Source: MovieJungle.com
By: Steve Ramos
Writer, Movie Jungle
Three on a Couch: DiPietro, Weixler and Ritter talk 'Peter and Vandy.'

(L-r) Jason Ritter, Jess Weixler and Jay DiPietro of 'Peter and Vandy'
Crowds at Sundance Film Festival screening venues are notoriously rowdy but nothing compares to the chaos of the Hollywood Life House. Part discotheque (the venue is home to nightly parties), product placement central (watch the stars choose from a vast selection of giveaways) and corporate-sponsored interview rooms, the two-level Park City, Utah storefront is a busy world onto itself.
Fighting for a quiet spot with filmmakers and casts from a handful of other Sundance movies is writer/director Jay DiPietro, who has come to the independent film fest in support of his NY romance "Peter and Vandy."
After success as a playwright, DiPietro is also at Sundance launching a new chapter in his creative career. An off-Broadway hit that enjoyed a four-month run at New York's Paradise Theater Company in 2002, DiPietro adapts his play Peter and Vandy for his first outing as a feature filmmaker.
Through a series of flashbacks, twenty-something New Yorkers Peter (Jason Ritter) and Vandy (Jess Weixler) go out on dates, move in together, part ways and reunite with the memories of good times as well as heartbreak behind them.
The romance genre is a crowded field but "Peter and Vandy" separates itself from the pack by showing the unhappy moments as much as the good times.
DiPietro finds a sofa near the front entrance of the Hollywood Life storefront, one large enough for Weixler, Ritter and himself. I sit atop a nearby case of Heineken beer. We make do.
Asked about the challenges of revisiting old material, DiPietro quickly follows with a list of things he found fresh about making a movie of "Peter and Vandy."
"The play I wrote, directed, acted and built the sets," DiPietro says. "So I am familiar with the core of the story. The play is two people in the living room the entire time and this has a number of more characters and different locations and that's very fresh. Also, the main thread from the play is everything that's important about a couple you learn from these moments when they're not talking about it - if that makes sense to you. It's a feeling. It's a feeling that I'm yelling at you for the way you put the dishes in the dishwasher but you know where this is really coming from."
Jess Weixler stars in the role created on-stage by Monique Vukovic and her performance shines - especially in the film's tense moments. Weixler is fast becoming something of an indie pin up queen thanks to starring roles in the teen horror film "Teeth" and "Peter and Vandy."
"In a lot of stories, time has an effect on people and this story is about how time has an effect on love," Weixler says, leaning back on the sofa. "It makes it a very mature love story. We all have our own relationships to love or how we deal with the people that you love. You're always bringing yourself to the role. There's no way to leave yourself out of it. But a lot of it is what happens with the person you are acting with and I was lucky I had Jason."
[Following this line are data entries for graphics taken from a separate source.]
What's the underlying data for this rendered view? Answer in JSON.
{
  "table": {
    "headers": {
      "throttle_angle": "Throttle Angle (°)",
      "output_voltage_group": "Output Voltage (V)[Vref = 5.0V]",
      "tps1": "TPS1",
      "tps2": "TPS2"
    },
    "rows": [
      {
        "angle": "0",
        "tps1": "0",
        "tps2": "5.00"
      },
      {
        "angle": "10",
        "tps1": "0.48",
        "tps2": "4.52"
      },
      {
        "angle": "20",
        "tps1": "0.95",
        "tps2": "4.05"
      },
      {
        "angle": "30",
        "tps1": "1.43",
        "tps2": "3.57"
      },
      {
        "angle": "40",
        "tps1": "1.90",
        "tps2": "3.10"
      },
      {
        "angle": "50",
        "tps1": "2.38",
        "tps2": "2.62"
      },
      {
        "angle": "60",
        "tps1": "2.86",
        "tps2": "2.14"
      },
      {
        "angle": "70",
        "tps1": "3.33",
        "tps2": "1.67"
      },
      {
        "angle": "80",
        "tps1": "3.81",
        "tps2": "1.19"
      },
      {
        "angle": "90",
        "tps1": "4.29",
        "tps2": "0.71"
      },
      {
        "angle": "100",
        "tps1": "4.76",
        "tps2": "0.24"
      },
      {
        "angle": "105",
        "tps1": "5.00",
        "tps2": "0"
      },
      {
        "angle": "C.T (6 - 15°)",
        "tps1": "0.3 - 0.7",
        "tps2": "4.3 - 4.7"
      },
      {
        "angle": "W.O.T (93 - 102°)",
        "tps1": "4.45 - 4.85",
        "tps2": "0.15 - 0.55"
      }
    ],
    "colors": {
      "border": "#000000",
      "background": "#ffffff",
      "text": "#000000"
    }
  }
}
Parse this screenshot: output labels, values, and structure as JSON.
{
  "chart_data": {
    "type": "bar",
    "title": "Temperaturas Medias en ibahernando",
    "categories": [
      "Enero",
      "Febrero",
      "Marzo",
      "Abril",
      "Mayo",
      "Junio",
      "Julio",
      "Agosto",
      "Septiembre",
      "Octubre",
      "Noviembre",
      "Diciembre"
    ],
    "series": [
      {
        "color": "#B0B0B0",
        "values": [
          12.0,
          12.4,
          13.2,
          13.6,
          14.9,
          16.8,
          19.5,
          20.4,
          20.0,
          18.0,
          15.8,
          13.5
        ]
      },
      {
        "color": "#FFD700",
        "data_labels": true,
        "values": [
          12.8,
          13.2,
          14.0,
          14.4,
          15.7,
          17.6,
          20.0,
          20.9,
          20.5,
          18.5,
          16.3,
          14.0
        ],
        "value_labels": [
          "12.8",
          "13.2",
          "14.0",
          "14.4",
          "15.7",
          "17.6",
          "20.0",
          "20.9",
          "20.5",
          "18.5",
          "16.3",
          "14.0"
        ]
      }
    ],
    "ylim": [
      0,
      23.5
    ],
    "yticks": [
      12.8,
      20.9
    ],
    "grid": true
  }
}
Jason Ritter appears in DiPietro's role but insists he was never nervous about playing the character Peter in front of the man who created it. Instead, Ritter says he closely followed DiPietro's direction; balancing Peter's negative qualities as much as the positive.
"I like that at various points in the movie you think we should be together and then you think we shouldn't be together," Ritter adds. "That's a fun dynamic. I've looked at different couples and judged them or said, wow, what a great couple, or watch a pair at a restaurant and said, thnak god I'm not in a relationship like that!"
Weixler and Ritter crack up frequently during the afternoon interview. Like the couple in his movie, they frequently seem like a good fit. They also admit their good fortune in meeting DiPietro and collaborating on a movie romance more realistic than most.
"A lot of films end with the people getting together and all of the hope of that or with them breaking up," Ritter says with enthusiasm. "This is different."
"Most movies are about the extremes of what loving relationships are," Weixler interjects, finishing off her co-star's sentence like a real-life couple. "We're about the in-between. How do you deal with things that aren't highs or lows? That's what really breaks you."
For DiPietro, he's satisfied that his courage to tweak his popular play and make it into a movie has paid off.
Peter and Vandy, the movie, also starts a new chapter for DiPietro who can discuss the challenges of independent moviemaking with the same authority he can talk about the risks of off-Broadway theater.
Of course, when the audience reacts with enthusiasm, it's all worth it.
"I remember doing the play and a 50-year-old couple came up and said to me, that was us! How did u do that? Then, a pair of 25-year-olds came and told me that the play was so like them. That's what I'm hoping for; that people see themselves in the story."
"Peter and Vandy" will play art-house theaters nationwide this fall via Strand Releasing.